Featured photo: On April 5, thousands of high school kids walked out of their schools to protest gun violence. At Grimsley High School, the students gathered on the campus lawn and chanted. (photo by Sayaka Matsuoka)

I could hear the echoes of their chants from my office window. 

I was late so I jumped in my car and drove around the block where I hit Josephine Boyd Blvd. Immediately, I was met with the sight of hundreds of high school students standing outside on Grimsley High School’s campus; there was a sea of them. 

Today is National School Walkout Day. Started in 2018, the event culminates in students and staff from schools around the country taking time to protest against gun violence. And on Wednesday afternoon, a mass of Grimsley’s student body made their voices heard.

“What do we want?”


“When do we want it?”


As I tried to run onto campus, I was stopped by a member of the school district’s security team; I was to watch the protest from afar.

At first, I was frustrated at being told that I had to watch the students from afar. I couldn’t take any decent photos of the crowd and I certainly couldn’t interview anywhere from where I was. But watching the students’ backs, listening to their chants, I was struck with the notion that this is how change is made.

I’m still young, sure, in the grand scheme of things.
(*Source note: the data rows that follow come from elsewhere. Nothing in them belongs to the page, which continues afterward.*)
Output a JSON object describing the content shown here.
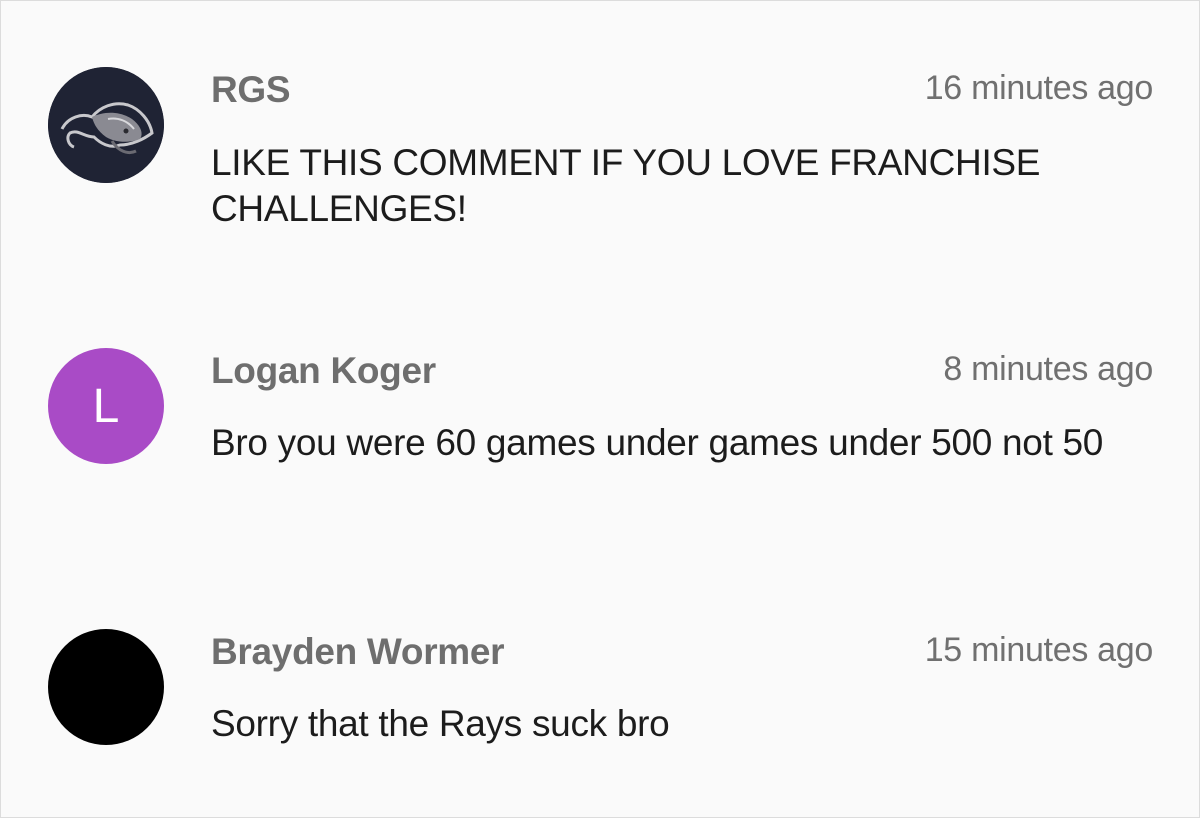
{
  "comments": [
    {
      "author": "RGS",
      "time": "16 minutes ago",
      "text": "LIKE THIS COMMENT IF YOU LOVE FRANCHISE CHALLENGES!",
      "avatar": {
        "type": "image",
        "icon": "stingray-icon",
        "bg": "#1e2233"
      }
    },
    {
      "author": "Logan Koger",
      "time": "8 minutes ago",
      "text": "Bro you were 60 games under games under 500 not 50",
      "avatar": {
        "type": "letter",
        "letter": "L",
        "bg": "#a94bc6"
      }
    },
    {
      "author": "Brayden Wormer",
      "time": "15 minutes ago",
      "text": "Sorry that the Rays suck bro",
      "avatar": {
        "type": "solid",
        "bg": "#000000"
      }
    }
  ]
}
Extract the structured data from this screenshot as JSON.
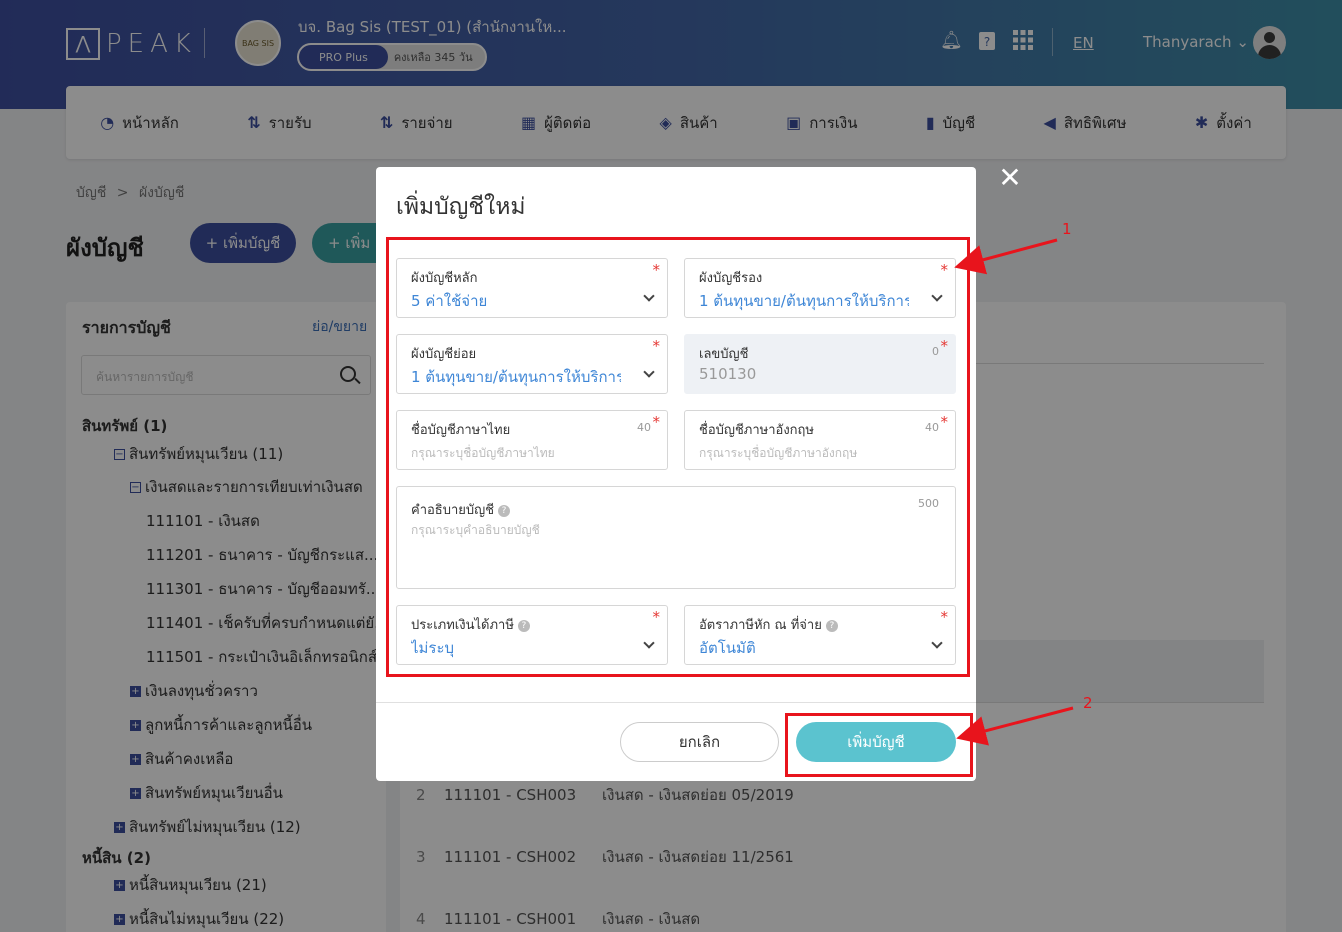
{
  "header": {
    "logo_text": "PEAK",
    "company_name": "บจ. Bag Sis (TEST_01) (สำนักงานให...",
    "company_logo_text": "BAG SIS",
    "plan": "PRO Plus",
    "days_left": "คงเหลือ 345 วัน",
    "language": "EN",
    "user_name": "Thanyarach"
  },
  "nav": [
    {
      "label": "หน้าหลัก",
      "icon": "dashboard-icon"
    },
    {
      "label": "รายรับ",
      "icon": "income-icon"
    },
    {
      "label": "รายจ่าย",
      "icon": "expense-icon"
    },
    {
      "label": "ผู้ติดต่อ",
      "icon": "contacts-icon"
    },
    {
      "label": "สินค้า",
      "icon": "product-box-icon"
    },
    {
      "label": "การเงิน",
      "icon": "money-icon"
    },
    {
      "label": "บัญชี",
      "icon": "account-book-icon"
    },
    {
      "label": "สิทธิพิเศษ",
      "icon": "megaphone-icon"
    },
    {
      "label": "ตั้งค่า",
      "icon": "gear-icon"
    }
  ],
  "breadcrumb": {
    "root": "บัญชี",
    "sep": ">",
    "current": "ผังบัญชี"
  },
  "page": {
    "title": "ผังบัญชี",
    "add_account_button": "+ เพิ่มบัญชี",
    "add_other_button": "+ เพิ่ม"
  },
  "left_panel": {
    "title": "รายการบัญชี",
    "toggle": "ย่อ/ขยาย",
    "search_placeholder": "ค้นหารายการบัญชี",
    "tree": [
      {
        "label": "สินทรัพย์ (1)",
        "level": 0,
        "exp": ""
      },
      {
        "label": "สินทรัพย์หมุนเวียน (11)",
        "level": 1,
        "exp": "−"
      },
      {
        "label": "เงินสดและรายการเทียบเท่าเงินสด",
        "level": 2,
        "exp": "−"
      },
      {
        "label": "111101 - เงินสด",
        "level": 3,
        "exp": ""
      },
      {
        "label": "111201 - ธนาคาร - บัญชีกระแส...",
        "level": 3,
        "exp": ""
      },
      {
        "label": "111301 - ธนาคาร - บัญชีออมทรั...",
        "level": 3,
        "exp": ""
      },
      {
        "label": "111401 - เช็ครับที่ครบกำหนดแต่ยั...",
        "level": 3,
        "exp": ""
      },
      {
        "label": "111501 - กระเป๋าเงินอิเล็กทรอนิกส์",
        "level": 3,
        "exp": ""
      },
      {
        "label": "เงินลงทุนชั่วคราว",
        "level": 2,
        "exp": "+"
      },
      {
        "label": "ลูกหนี้การค้าและลูกหนี้อื่น",
        "level": 2,
        "exp": "+"
      },
      {
        "label": "สินค้าคงเหลือ",
        "level": 2,
        "exp": "+"
      },
      {
        "label": "สินทรัพย์หมุนเวียนอื่น",
        "level": 2,
        "exp": "+"
      },
      {
        "label": "สินทรัพย์ไม่หมุนเวียน (12)",
        "level": 1,
        "exp": "+"
      },
      {
        "label": "หนี้สิน (2)",
        "level": 0,
        "exp": ""
      },
      {
        "label": "หนี้สินหมุนเวียน (21)",
        "level": 1,
        "exp": "+"
      },
      {
        "label": "หนี้สินไม่หมุนเวียน (22)",
        "level": 1,
        "exp": "+"
      }
    ]
  },
  "table_rows": [
    {
      "no": "2",
      "code": "111101 - CSH003",
      "name": "เงินสด - เงินสดย่อย 05/2019"
    },
    {
      "no": "3",
      "code": "111101 - CSH002",
      "name": "เงินสด - เงินสดย่อย 11/2561"
    },
    {
      "no": "4",
      "code": "111101 - CSH001",
      "name": "เงินสด - เงินสด"
    }
  ],
  "modal": {
    "title": "เพิ่มบัญชีใหม่",
    "main_chart_label": "ผังบัญชีหลัก",
    "main_chart_value": "5 ค่าใช้จ่าย",
    "sub_chart_label": "ผังบัญชีรอง",
    "sub_chart_value": "1 ต้นทุนขาย/ต้นทุนการให้บริการ...",
    "minor_chart_label": "ผังบัญชีย่อย",
    "minor_chart_value": "1 ต้นทุนขาย/ต้นทุนการให้บริการ",
    "account_no_label": "เลขบัญชี",
    "account_no_count": "0",
    "account_no_value": "510130",
    "thai_name_label": "ชื่อบัญชีภาษาไทย",
    "thai_name_count": "40",
    "thai_name_placeholder": "กรุณาระบุชื่อบัญชีภาษาไทย",
    "eng_name_label": "ชื่อบัญชีภาษาอังกฤษ",
    "eng_name_count": "40",
    "eng_name_placeholder": "กรุณาระบุชื่อบัญชีภาษาอังกฤษ",
    "desc_label": "คำอธิบายบัญชี",
    "desc_count": "500",
    "desc_placeholder": "กรุณาระบุคำอธิบายบัญชี",
    "income_type_label": "ประเภทเงินได้ภาษี",
    "income_type_value": "ไม่ระบุ",
    "wht_rate_label": "อัตราภาษีหัก ณ ที่จ่าย",
    "wht_rate_value": "อัตโนมัติ",
    "cancel_button": "ยกเลิก",
    "submit_button": "เพิ่มบัญชี",
    "required_mark": "*",
    "close": "✕"
  },
  "annotations": {
    "label_1": "1",
    "label_2": "2",
    "color": "#e8141c"
  }
}
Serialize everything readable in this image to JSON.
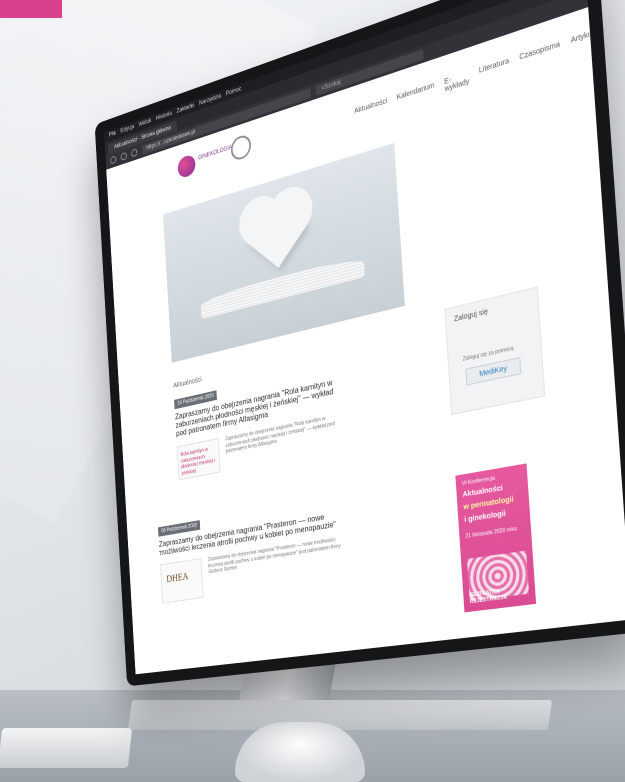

I only turned 30 last year, but lately I’ve been grappling with my age. I’ve been interacting more with kids who are 16, 17 and 18 years olds and I’m struck with how resilient, how strong, how courageous they are, and also how angry they are with the world today. And it was all on display as I watched from the sidelines this afternoon.

Because progress and change really is made by the next generation isn’t it? 

Sure, we as Millennials did our fair share. We protested in the streets, we ran for office, we pushed for change. But it’s becoming increasingly clear to me that the mantle is being slowly but surely taken up by the next generation, by Gen Z. 

Last week, hundreds of members of the next generation packed the state Capitol in Tennessee to protest Republicans’ inaction on gun legislation.

And it gives me hope.

Because when adults, especially older generations, can get out of the way, that’s when the real change happens. Because democracy is all of ours to fight for. But the real changemakers, the ones for whom the fight will have lasting impacts, are the kids. Like the ones who gathered on the grassy lawn on Grimsley’s campus today and shouted, demanded for change.

“We’re fed up!” they yelled over and over again.

So when they insisted, “Show me what democracy looks like!,” and they answered, “This is what democracy looks like!,” it wasn’t just their physical appearance outside of the campus that answered the question. Their generation is what democracy looks like. 

And I’m happy to support them from wherever I can.